Standard Microsoft Article:
http://support.microsoft.com/kb/875352
http://support.microsoft.com/kb/875351
TechNet Article:
http://technet2.microsoft.com/WindowsServer/en/library/b0de1052-4101-44c3-a294-4da1bd1ef2271033.mspx?mfr=true
Can Someone Get a Rootkit Certified?
It looks like the famous H.D. Moore is trying to get Metasploit Microsoft Certified for Vista in an article at physorg.com (http://www.physorg.com/news93262491.html). Apparently getting your software certified by Microsoft only costs $500 and is somewhat of a conveyer belt mindless system. The problem with this is Vista and XP, if enabled, only allows signed drivers to be installed. I suppose this is nothing new but having a signed driver gives the comfort of legitimacy to the users and in the case of Vista, gives legitimacy to the OS. Even though only allowing signed drivers is a good thing, it is not fool proof.

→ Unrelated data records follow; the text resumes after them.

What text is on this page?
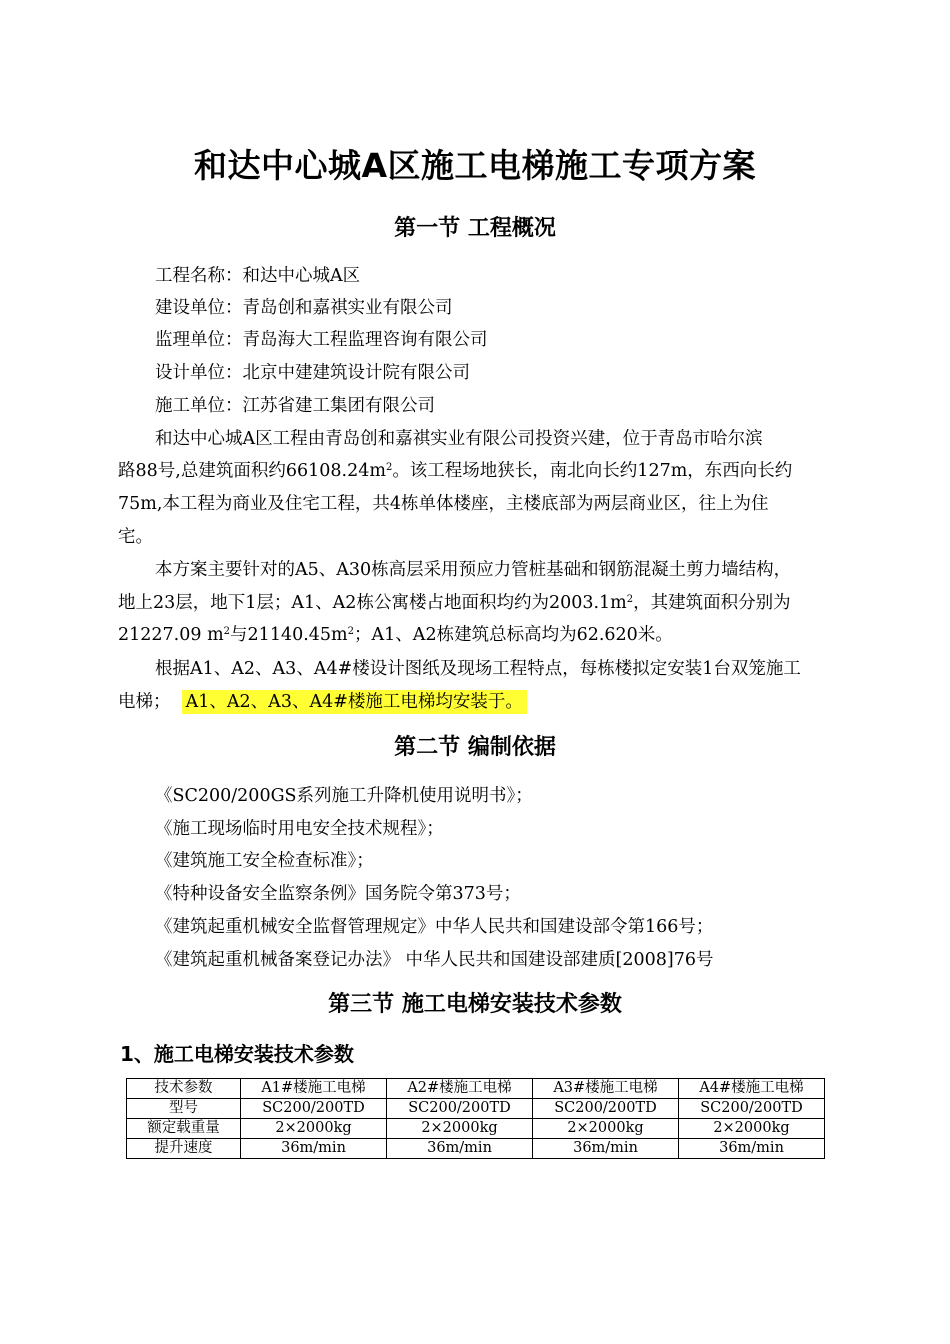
和达中心城A区施工电梯施工专项方案
第一节 工程概况
工程名称：和达中心城A区
建设单位：青岛创和嘉祺实业有限公司
监理单位：青岛海大工程监理咨询有限公司
设计单位：北京中建建筑设计院有限公司
施工单位：江苏省建工集团有限公司
和达中心城A区工程由青岛创和嘉祺实业有限公司投资兴建，位于青岛市哈尔滨
路88号,总建筑面积约$66108.24m^2$。该工程场地狭长，南北向长约127m，东西向长约
75m,本工程为商业及住宅工程，共4栋单体楼座，主楼底部为两层商业区，往上为住
宅。
本方案主要针对的A5、A30栋高层采用预应力管桩基础和钢筋混凝土剪力墙结构，
地上23层，地下1层；A1、A2栋公寓楼占地面积均约为$2003.1m^2$，其建筑面积分别为
21227.09 $m^2$与$21140.45m^2$；A1、A2栋建筑总标高均为62.620米。
根据A1、A2、A3、A4#楼设计图纸及现场工程特点，每栋楼拟定安装1台双笼施工
电梯； A1、A2、A3、A4#楼施工电梯均安装于。
第二节 编制依据
《SC200/200GS系列施工升降机使用说明书》；
《施工现场临时用电安全技术规程》；
《建筑施工安全检查标准》；
《特种设备安全监察条例》国务院令第373号；
《建筑起重机械安全监督管理规定》中华人民共和国建设部令第166号；
《建筑起重机械备案登记办法》 中华人民共和国建设部建质[2008]76号
第三节 施工电梯安装技术参数
1、施工电梯安装技术参数
技术参数	A1#楼施工电梯	A2#楼施工电梯	A3#楼施工电梯	A4#楼施工电梯
型号	SC200/200TD	SC200/200TD	SC200/200TD	SC200/200TD
额定载重量	2×2000kg	2×2000kg	2×2000kg	2×2000kg
提升速度	36m/min	36m/min	36m/min	36m/min
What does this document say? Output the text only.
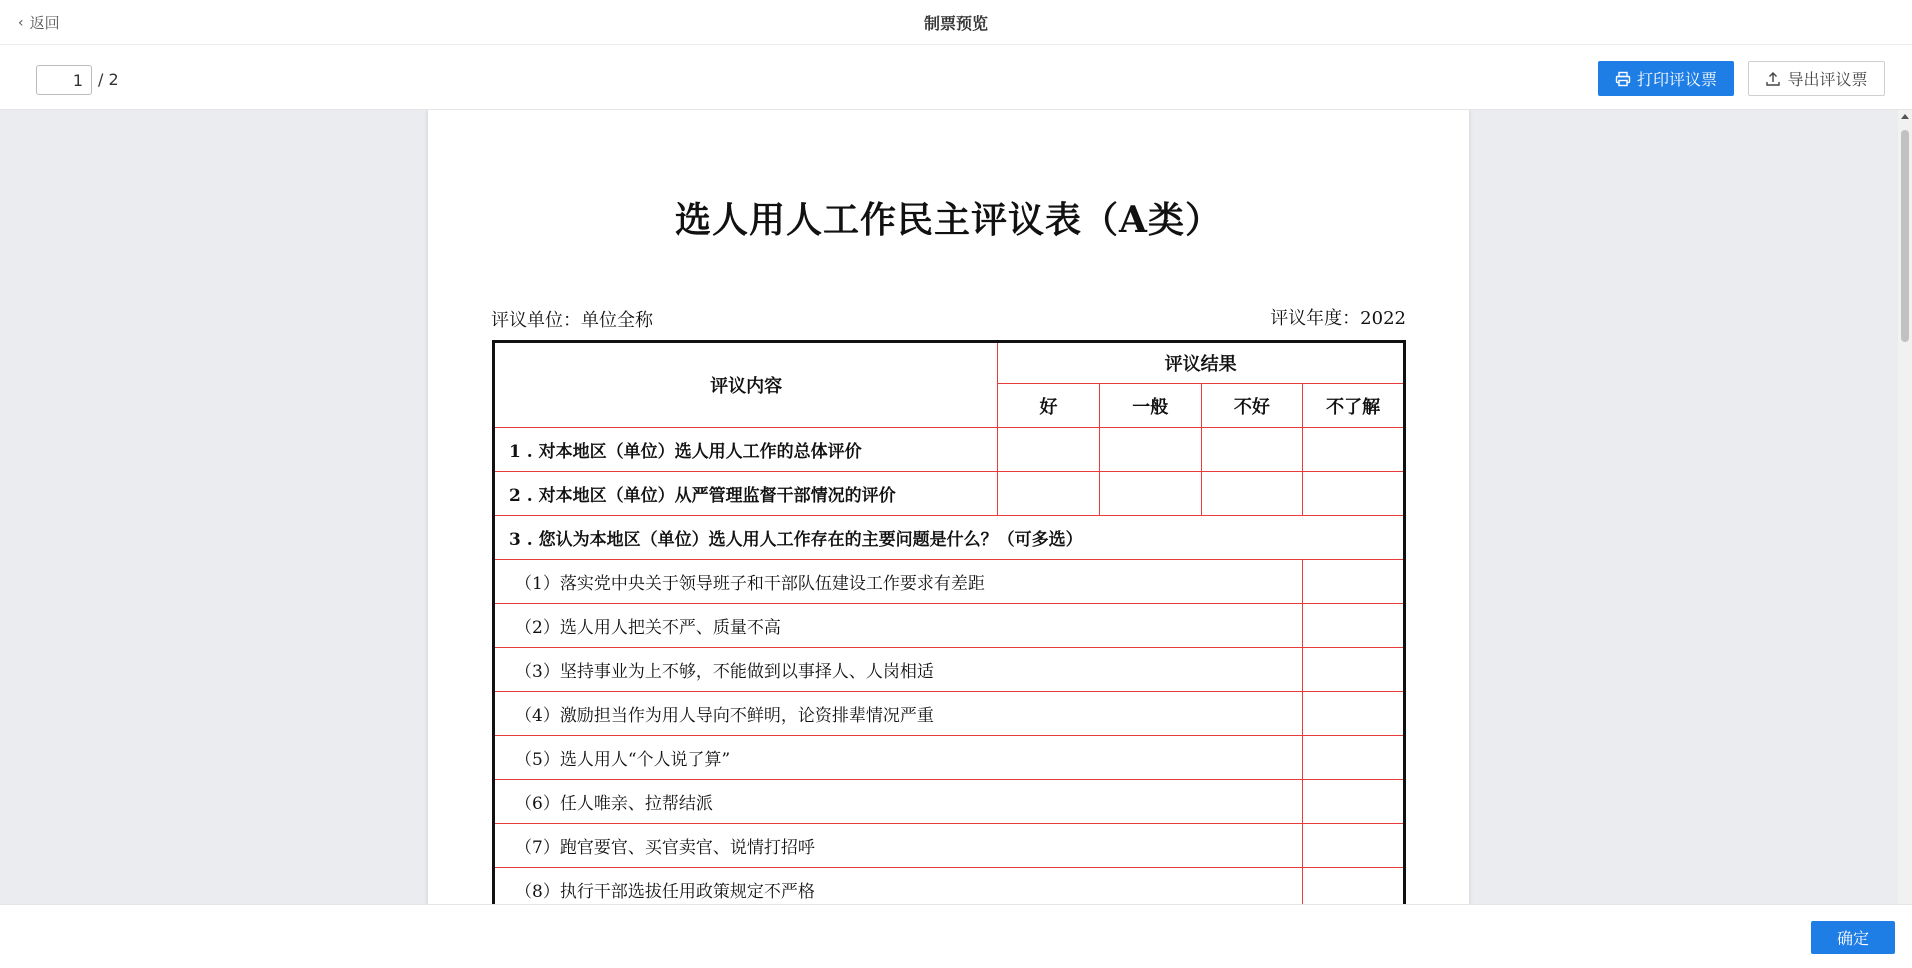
‹ 返回	制票预览
1
/ 2	打印评议票	导出评议票
选人用人工作民主评议表（A类）
评议单位：单位全称	评议年度：2022
评议内容	评议结果			
	好	一般	不好	不了解
1 . 对本地区（单位）选人用人工作的总体评价				
2 . 对本地区（单位）从严管理监督干部情况的评价				
3 . 您认为本地区（单位）选人用人工作存在的主要问题是什么？（可多选）				
（1）落实党中央关于领导班子和干部队伍建设工作要求有差距				
（2）选人用人把关不严、质量不高				
（3）坚持事业为上不够，不能做到以事择人、人岗相适				
（4）激励担当作为用人导向不鲜明，论资排辈情况严重				
（5）选人用人“个人说了算”				
（6）任人唯亲、拉帮结派				
（7）跑官要官、买官卖官、说情打招呼				
（8）执行干部选拔任用政策规定不严格				
确定
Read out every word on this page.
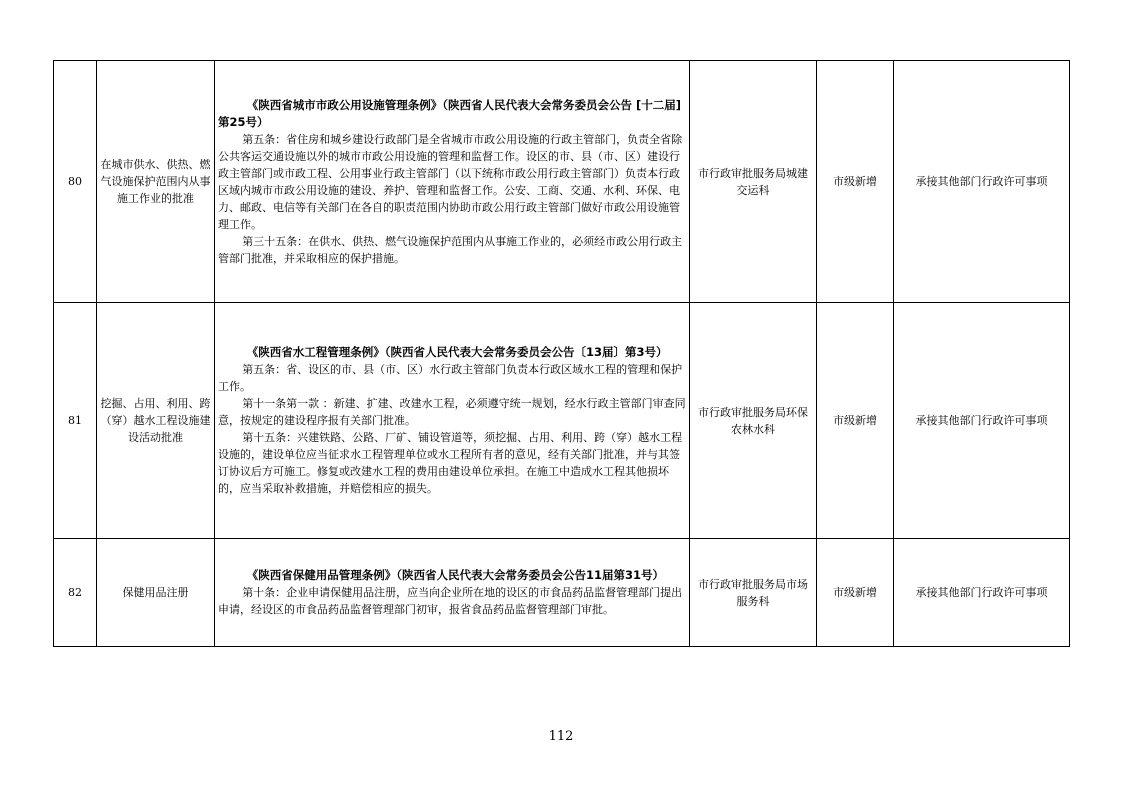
80	在城市供水、供热、燃气设施保护范围内从事施工作业的批准	《陕西省城市市政公用设施管理条例》（陕西省人民代表大会常务委员会公告 [十二届] 第25号）
第五条：省住房和城乡建设行政部门是全省城市市政公用设施的行政主管部门，负责全省除公共客运交通设施以外的城市市政公用设施的管理和监督工作。设区的市、县（市、区）建设行政主管部门或市政工程、公用事业行政主管部门（以下统称市政公用行政主管部门）负责本行政区域内城市市政公用设施的建设、养护、管理和监督工作。公安、工商、交通、水利、环保、电力、邮政、电信等有关部门在各自的职责范围内协助市政公用行政主管部门做好市政公用设施管理工作。
第三十五条：在供水、供热、燃气设施保护范围内从事施工作业的，必须经市政公用行政主管部门批准，并采取相应的保护措施。	市行政审批服务局城建交运科	市级新增	承接其他部门行政许可事项
81	挖掘、占用、利用、跨（穿）越水工程设施建设活动批准	《陕西省水工程管理条例》（陕西省人民代表大会常务委员会公告〔13届〕第3号）
第五条：省、设区的市、县（市、区）水行政主管部门负责本行政区域水工程的管理和保护工作。
第十一条第一款 ：新建、扩建、改建水工程，必须遵守统一规划，经水行政主管部门审查同意，按规定的建设程序报有关部门批准。
第十五条：兴建铁路、公路、厂矿、铺设管道等，须挖掘、占用、利用、跨（穿）越水工程设施的，建设单位应当征求水工程管理单位或水工程所有者的意见，经有关部门批准，并与其签订协议后方可施工。修复或改建水工程的费用由建设单位承担。在施工中造成水工程其他损坏的，应当采取补救措施，并赔偿相应的损失。	市行政审批服务局环保农林水科	市级新增	承接其他部门行政许可事项
82	保健用品注册	《陕西省保健用品管理条例》（陕西省人民代表大会常务委员会公告11届第31号）
第十条：企业申请保健用品注册，应当向企业所在地的设区的市食品药品监督管理部门提出申请，经设区的市食品药品监督管理部门初审，报省食品药品监督管理部门审批。	市行政审批服务局市场服务科	市级新增	承接其他部门行政许可事项
112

I think all in the security arena would agree that Metasploit is not a rootkit but I’m certain Microsoft would not like to have it certified. Maybe I should go ahead and get a few things certified while there is still a mad rush to be Vista compatible…
March 18, 2007
Reformatting
I have had an interesting week. During the first part I participated in the digital combat exercises. Our team done well and we placed second. At first I felt really bad but I found out that the winning team is professional pen testers so that made me feel a little better. The downside is my main computer arrived back at my house DOA. After a few days of tinkering and pulling components I finally got it back together. As I type this on my secondary computer I am reformatting my main computer. Hopefully this week I can start pushing out some more content to the site.